Yasmini's song went on, verse after verse, telling never one fact, yet hinting unutterable things in a language that was made for hint and metaphor and parable and innuendo. What tongue did not hint at was conveyed by subtle gesture and a smile and flashing eyes. It was perfectly evident that she knew more than King—more than the general at Peshawur—more than the viceroy at Simla—probably more than the British government—concerning what was about to happen in Islam. The others might guess. She knew. It was just as evident that she would not tell. The whole of her song, and it took her twenty minutes by the count of King's pulse, to sing it, was a warning to wait and a promise of amazing things to come.
She sang of a wolf-pack gathering from the valleys in the winter snow—a very hungry wolf-pack. Then of a stalled ox, grown very fat from being cared for. Of the "Heart of the Hills" that awoke in the womb of the "Hills," and that listened and watched.

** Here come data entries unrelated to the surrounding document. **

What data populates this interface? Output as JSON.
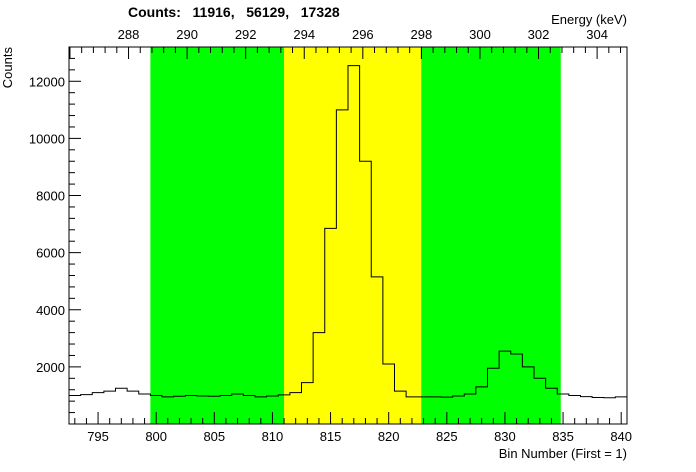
{
  "chart_data": {
    "type": "histogram",
    "title": "Counts:   11916,   56129,   17328",
    "xlabel": "Bin Number (First = 1)",
    "ylabel": "Counts",
    "x2label": "Energy (keV)",
    "xlim": [
      792.5,
      840.5
    ],
    "ylim": [
      0,
      13200
    ],
    "x_ticks": [
      795,
      800,
      805,
      810,
      815,
      820,
      825,
      830,
      835,
      840
    ],
    "y_ticks": [
      2000,
      4000,
      6000,
      8000,
      10000,
      12000
    ],
    "energy_ticks": [
      288,
      290,
      292,
      294,
      296,
      298,
      300,
      302,
      304
    ],
    "energy_bins": [
      788.3,
      840.7
    ],
    "energy_range": [
      284.3,
      305.1
    ],
    "regions": [
      {
        "name": "background-left",
        "x_range": [
          799.5,
          811.0
        ],
        "color": "#00ff00",
        "count": 11916
      },
      {
        "name": "peak",
        "x_range": [
          811.0,
          822.8
        ],
        "color": "#ffff00",
        "count": 56129
      },
      {
        "name": "background-right",
        "x_range": [
          822.8,
          834.8
        ],
        "color": "#00ff00",
        "count": 17328
      }
    ],
    "bins": [
      792,
      793,
      794,
      795,
      796,
      797,
      798,
      799,
      800,
      801,
      802,
      803,
      804,
      805,
      806,
      807,
      808,
      809,
      810,
      811,
      812,
      813,
      814,
      815,
      816,
      817,
      818,
      819,
      820,
      821,
      822,
      823,
      824,
      825,
      826,
      827,
      828,
      829,
      830,
      831,
      832,
      833,
      834,
      835,
      836,
      837,
      838,
      839,
      840
    ],
    "values": [
      1050,
      1000,
      1030,
      1100,
      1150,
      1250,
      1150,
      1050,
      1000,
      950,
      970,
      1000,
      980,
      970,
      1000,
      1050,
      1000,
      950,
      980,
      1020,
      1100,
      1450,
      3200,
      6850,
      11000,
      12550,
      9200,
      5150,
      2100,
      1150,
      950,
      950,
      950,
      940,
      980,
      1050,
      1300,
      1950,
      2550,
      2450,
      2000,
      1600,
      1250,
      1050,
      1000,
      960,
      930,
      920,
      950
    ]
  }
}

"Now, is she the 'Heart of the Hills'?" King wondered. The rumors men had heard and told again in India, about the "Heart of the Hills" in Khinjan seemed to have foundation.
He thought of the strange knife, wrapped in a handkerchief under his shirt, with its bronze blade and gold hilt in the shape of a woman dancing. The woman dancing was astonishingly like Yasmini, standing on the shield!
She sang about the owners of the stalled ox, who were busy at bay, defending themselves and their ox from another wolf-pack in another direction "far beyond."
She urged them to wait a little while. The ox was big enough and fat enough to nourish all the wolves in the world for many seasons. Let them wait, then, until another, greater wolf-pack joined them, that they might go hunting all together, overwhelm its present owners and devour the ox! So urged the "Heart of the Hills," speaking to the mountain wolves, according to Yasmini's song.
"The little cubs in the burrows know.
Are ye grown wolves, who hurry so?"
She paused, for effect; but they gave tongue then because they could not help it, and the cavern shook to their terrific worship.
"Allah! Allah!"
They summoned God to come and see the height and depth and weight of their allegiance to her! And because for their thunder there was no more chance of being heard, she dropped from the shield like a blossom. No sound of falling could have been heard in all that din, but one could see she made no sound. The shield-bearers ran back to the bridge and stood below it, eyes agape.